When the Small-Loss Trick is Not Enough: Multi-Label Image Classification with Noisy Labels Applied to CCTV Sewer Inspections

Keryan Chelouche,Marie Lachaize,Marine Bernard,Louise Olgiati,Remi Cuingnet
2024-10-10
Abstract:The maintenance of sewerage networks, with their millions of kilometers of pipe, heavily relies on efficient Closed-Circuit Television (CCTV) inspections. Many promising approaches based on multi-label image classification have leveraged databases of historical inspection reports to automate these inspections. However, the significant presence of label noise in these databases, although known, has not been addressed. While extensive research has explored the issue of label noise in singlelabel classification (SLC), little attention has been paid to label noise in multi-label classification (MLC). To address this, we first adapted three sample selection SLC methods (Co-teaching, CoSELFIE, and DISC) that have proven robust to label noise. Our findings revealed that sample selection based solely on the small-loss trick can handle complex label noise, but it is sub-optimal. Adapting hybrid sample selection methods to noisy MLC appeared to be a more promising approach. In light of this, we developed a novel method named MHSS (Multi-label Hybrid Sample Selection) based on CoSELFIE. Through an in-depth comparative study, we demonstrated the superior performance of our approach in dealing with both synthetic complex noise and real noise, thus contributing to the ongoing efforts towards effective automation of CCTV sewer pipe inspections.

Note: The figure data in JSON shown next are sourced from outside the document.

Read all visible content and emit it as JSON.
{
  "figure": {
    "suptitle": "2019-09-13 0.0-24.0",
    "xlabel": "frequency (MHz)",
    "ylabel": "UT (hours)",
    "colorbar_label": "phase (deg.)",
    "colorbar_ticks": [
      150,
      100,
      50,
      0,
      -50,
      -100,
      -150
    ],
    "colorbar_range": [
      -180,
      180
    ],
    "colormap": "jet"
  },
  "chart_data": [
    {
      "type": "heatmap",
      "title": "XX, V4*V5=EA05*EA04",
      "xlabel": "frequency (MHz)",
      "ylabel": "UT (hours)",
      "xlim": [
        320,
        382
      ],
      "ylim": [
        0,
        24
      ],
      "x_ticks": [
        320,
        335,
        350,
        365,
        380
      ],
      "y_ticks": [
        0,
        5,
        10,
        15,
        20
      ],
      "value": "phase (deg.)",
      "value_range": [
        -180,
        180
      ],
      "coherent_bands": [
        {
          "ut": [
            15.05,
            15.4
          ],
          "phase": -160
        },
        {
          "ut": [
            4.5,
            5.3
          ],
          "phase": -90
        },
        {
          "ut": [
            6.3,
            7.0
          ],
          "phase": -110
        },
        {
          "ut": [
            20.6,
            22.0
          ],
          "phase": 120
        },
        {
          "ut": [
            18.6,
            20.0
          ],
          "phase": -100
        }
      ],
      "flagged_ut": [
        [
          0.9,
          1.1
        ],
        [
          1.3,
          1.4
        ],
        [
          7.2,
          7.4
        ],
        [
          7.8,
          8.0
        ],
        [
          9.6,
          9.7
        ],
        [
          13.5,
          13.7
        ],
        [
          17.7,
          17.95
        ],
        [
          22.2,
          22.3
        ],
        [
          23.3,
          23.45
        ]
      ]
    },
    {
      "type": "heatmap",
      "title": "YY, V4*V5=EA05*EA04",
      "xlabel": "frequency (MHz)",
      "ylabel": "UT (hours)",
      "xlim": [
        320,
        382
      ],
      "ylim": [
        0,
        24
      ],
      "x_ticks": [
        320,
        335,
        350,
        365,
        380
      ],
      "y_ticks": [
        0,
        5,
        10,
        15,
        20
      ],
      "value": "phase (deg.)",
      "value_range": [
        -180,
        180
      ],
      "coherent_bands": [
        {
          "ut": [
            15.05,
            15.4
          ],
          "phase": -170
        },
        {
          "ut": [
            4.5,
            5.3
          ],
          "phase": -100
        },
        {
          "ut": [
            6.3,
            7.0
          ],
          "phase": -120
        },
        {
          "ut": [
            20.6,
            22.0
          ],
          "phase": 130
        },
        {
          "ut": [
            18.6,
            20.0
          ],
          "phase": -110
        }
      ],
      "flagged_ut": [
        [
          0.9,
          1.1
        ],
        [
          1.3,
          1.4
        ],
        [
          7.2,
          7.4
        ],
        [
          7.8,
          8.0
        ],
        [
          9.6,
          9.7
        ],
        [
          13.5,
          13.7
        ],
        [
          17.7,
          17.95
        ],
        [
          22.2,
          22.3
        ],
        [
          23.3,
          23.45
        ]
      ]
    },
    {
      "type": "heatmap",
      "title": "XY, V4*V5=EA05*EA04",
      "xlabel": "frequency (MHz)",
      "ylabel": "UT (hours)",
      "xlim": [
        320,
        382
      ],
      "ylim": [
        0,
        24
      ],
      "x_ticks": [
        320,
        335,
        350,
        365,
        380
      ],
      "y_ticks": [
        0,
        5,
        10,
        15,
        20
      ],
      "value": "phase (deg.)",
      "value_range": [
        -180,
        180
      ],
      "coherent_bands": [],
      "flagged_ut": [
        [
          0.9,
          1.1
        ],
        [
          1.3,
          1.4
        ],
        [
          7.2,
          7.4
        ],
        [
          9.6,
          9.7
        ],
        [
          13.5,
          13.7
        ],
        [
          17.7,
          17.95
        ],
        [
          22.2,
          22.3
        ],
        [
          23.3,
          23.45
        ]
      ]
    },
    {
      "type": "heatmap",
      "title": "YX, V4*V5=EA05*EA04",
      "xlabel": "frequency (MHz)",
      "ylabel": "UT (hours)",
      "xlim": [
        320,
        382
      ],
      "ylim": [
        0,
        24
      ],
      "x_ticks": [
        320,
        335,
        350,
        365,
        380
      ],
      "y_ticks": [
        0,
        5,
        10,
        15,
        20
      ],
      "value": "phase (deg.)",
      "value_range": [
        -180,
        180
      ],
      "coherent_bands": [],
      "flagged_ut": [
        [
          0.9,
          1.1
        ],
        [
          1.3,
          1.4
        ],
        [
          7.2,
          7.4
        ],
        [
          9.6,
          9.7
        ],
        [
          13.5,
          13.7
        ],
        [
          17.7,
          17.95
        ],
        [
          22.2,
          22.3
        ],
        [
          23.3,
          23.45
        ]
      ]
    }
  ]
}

Computer Vision and Pattern Recognition,Machine Learning
What problem does this paper attempt to address?
The paper aims to address the issue of noisy labels in multi-label image classification, particularly in the application of closed-circuit television (CCTV) sewer inspections. Specifically: 1. **Background Problem**: In the process of sewer maintenance, CCTV inspection is a common method, but there are a large number of noisy labels in historical databases, which can affect the performance of supervised learning algorithms. 2. **Research Objective**: The main goal of the paper is to develop a new method to handle the problem of noisy labels in multi-label classification and apply it to the CCTV sewer inspection dataset. To achieve this goal, the authors conducted research in the following areas: - **Adaptability Assessment of Existing Methods**: First, the authors attempted to adapt three sample selection methods from single-label classification (Co-teaching, CoSELFIE, and DISC) to the multi-label classification scenario and found that relying solely on the "small-loss trick" was not effective in handling complex noise. - **Proposal of a New Method**: Based on the above assessment results, the authors proposed a new method called MHSS (Multi-label Hybrid Sample Selection), which combines the advantages of CoSELFIE and is optimized for multi-label classification. - **Experimental Validation**: Experiments on two public datasets (UcMerced and TreeSatAI) were conducted to validate the effectiveness of the MHSS method, especially in scenarios with complex noise injection. In summary, the paper significantly improves the performance of multi-label classification on severely noisy datasets by proposing a new multi-label sample selection method, MHSS.